Scendiamo ora appena un gradino al di sotto di Zeus, dalle parti del sindaco e viceministro De Luca. Vi troviamo tutta un’altra maniera di fare politica, e assai meno pudore (lasciamo perdere la giustizia). Né i figli sognano minimamente di ribellarsi ai padri: piuttosto, aspettano pazienti, come nelle famiglie reali, il momento della successione. Qui – si badi – non c’entrano nulla le inchieste della magistratura che investono o lambiscono il sindaco. Non c’entrano gli avvisi di garanzia perché sono appunto di garanzia, non di colpevolezza. Nell’occhio del ciclone mediatico che da qualche settimana ha preso a soffiare in città c’è anzi il rischio che l’attenzione venga distolta dall’anomalia tutta politica rappresentata da un consenso che non sarebbe imbarazzante, se non pretendesse di trasferirsi per primogenitura. E se non cozzasse clamorosamente con la modesta esistenza del partito democratico cittadino. Che ha percentuali di votanti da far impallidire la Toscana o l’intera Emilia Romagna, e tuttavia ha una vita interna ridotta al lumicino: non discute delle opzioni congressuali neanche per sbaglio, non organizza le tradizionali feste annuali del partito, non ha un vero radicamento nel tessuto sociale e civile della città (ma ce l’ha, ovviamente, nelle società a capitale pubblico). Ed evidentemente non ha neppure una classe dirigente all’altezza se, tolto il padre, non c’è che il figlio che possa mantenere gli stessi livelli di consenso.

E così, nel microcosmo di una città di provincia, in cui pure si ha il privilegio di amministrare senza gli affanni delle «strane maggioranze» romane o le insufficienze dei sistemi elettorali ed istituzionali vigenti sul piano nazionale, si trovano riprodotti tutti i limiti della politica italiana, nel tempo che non accenna a finire della seconda Repubblica.
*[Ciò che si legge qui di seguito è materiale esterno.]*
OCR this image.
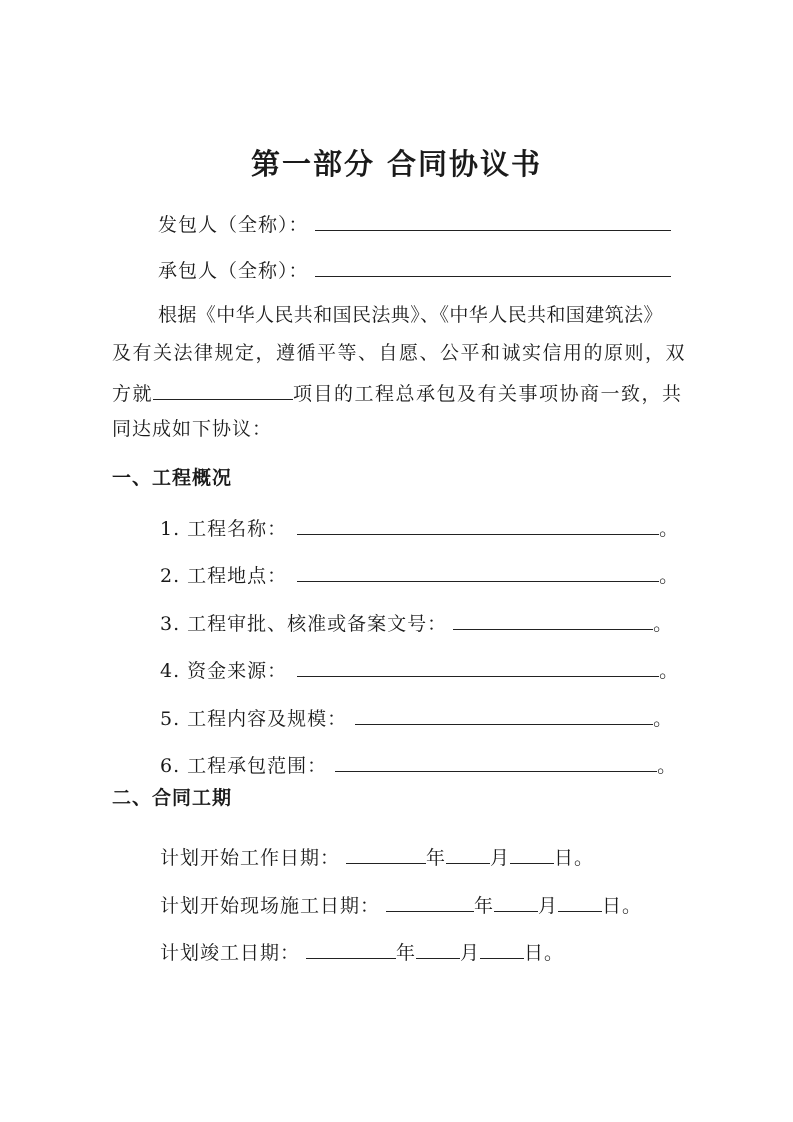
第一部分 合同协议书
发包人（全称）：
承包人（全称）：
根据《中华人民共和国民法典》、《中华人民共和国建筑法》
及有关法律规定，遵循平等、自愿、公平和诚实信用的原则，双
方就	项目的工程总承包及有关事项协商一致，共
同达成如下协议：
一、工程概况
1. 工程名称：	。
2. 工程地点：	。
3. 工程审批、核准或备案文号：	。
4. 资金来源：	。
5. 工程内容及规模：	。
6. 工程承包范围：	。
二、合同工期
计划开始工作日期：	年 月 日。
计划开始现场施工日期：	年 月 日。
计划竣工日期：	年 月 日。
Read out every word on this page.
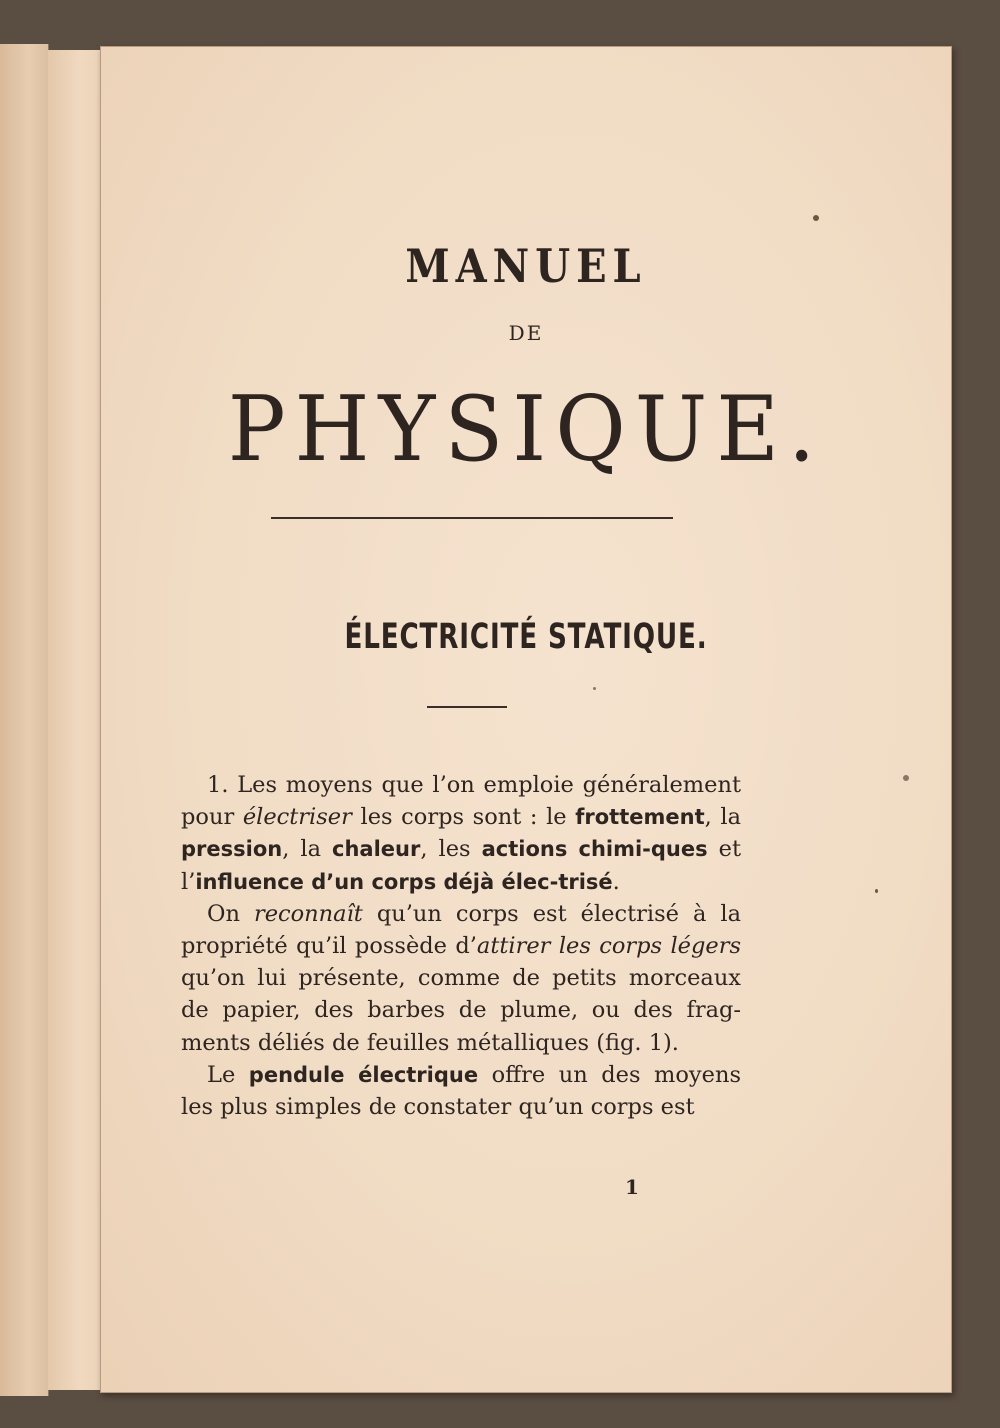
MANUEL
DE
PHYSIQUE.
ÉLECTRICITÉ STATIQUE.

1. Les moyens que l’on emploie généralement pour électriser les corps sont : le frottement, la pression, la chaleur, les actions chimi-ques et l’influence d’un corps déjà élec-trisé.

On reconnaît qu’un corps est électrisé à la propriété qu’il possède d’attirer les corps légers qu’on lui présente, comme de petits morceaux de papier, des barbes de plume, ou des frag-ments déliés de feuilles métalliques (fig. 1).

Le pendule électrique offre un des moyens les plus simples de constater qu’un corps est

1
(Il Mattino, 30 novembre 2013)

Una risposta a “Dinastia De Luca. La politica non si rinnova

  1. Mi sono chiesto varie volte da dove derivi e come si mantiene tutto questo consenso di Vincenzo De Luca visto che non è un Delinquente Pluripregiudicato come il Cainano che si comprava tutto.Mi sembra che Machiavelli per Salerno non ci sia mai passato quindi urge un’analisi psicosocioeconomica e politica che spieghi questo fenomeno.